Although there is still no project under the BRI going on in Grenada at the moment as it always takes time to develop, and it needs both sides to make a deal, but we are working on that and looking forward to seeing more ­Chinese investments in my country soon. 

The signing of a visa waiver agreement between Grenada and China has brought an increase in the number of Chinese tourists in my country, and we would like to see more Chinese people coming to Grenada to do people-to-people exchanges and promote the relationship between the two countries.

GT: Since the reestablishment of ­diplomatic ties with Grenada in 2005, China has provided scholarship ­opportunities to study in China under the Chinese Government Scholarship Program. How has the program helped students in Grenada study in China and what benefits it will bring to Grenada?

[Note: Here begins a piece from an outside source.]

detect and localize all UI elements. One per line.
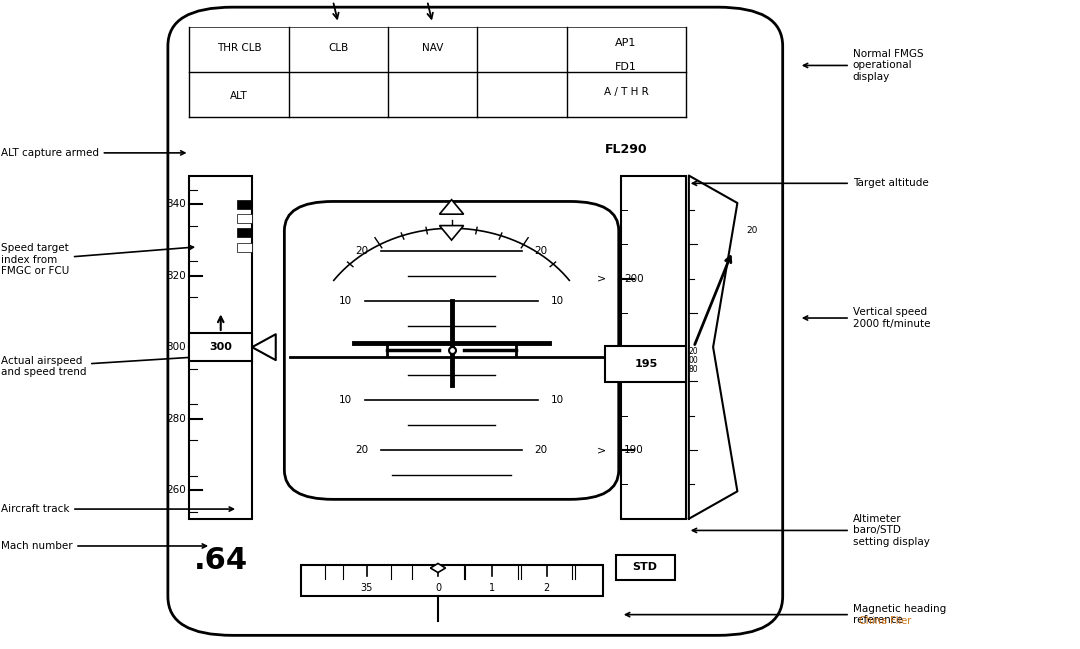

David: Because of the scholarship program, there are a dozen Grenadian students coming to China every year, and many of them major in engineering, the arts, business and international relations. 

Studying in China helps them know and understand China better, which will help grow a true friendship between the two countries that starts from the grassroots and promotes China-Grenada relations. 

The two countries also have opportunities  that help Chinese students to study in Grenada as well. 

For example, St George's University is one of the most famous universities in Grenada. Its medical school produces the third most doctors that practice in the US and it was accredited to China in 2017. 

We are looking forward to seeing more Chinese students and scholars coming to study at St George's.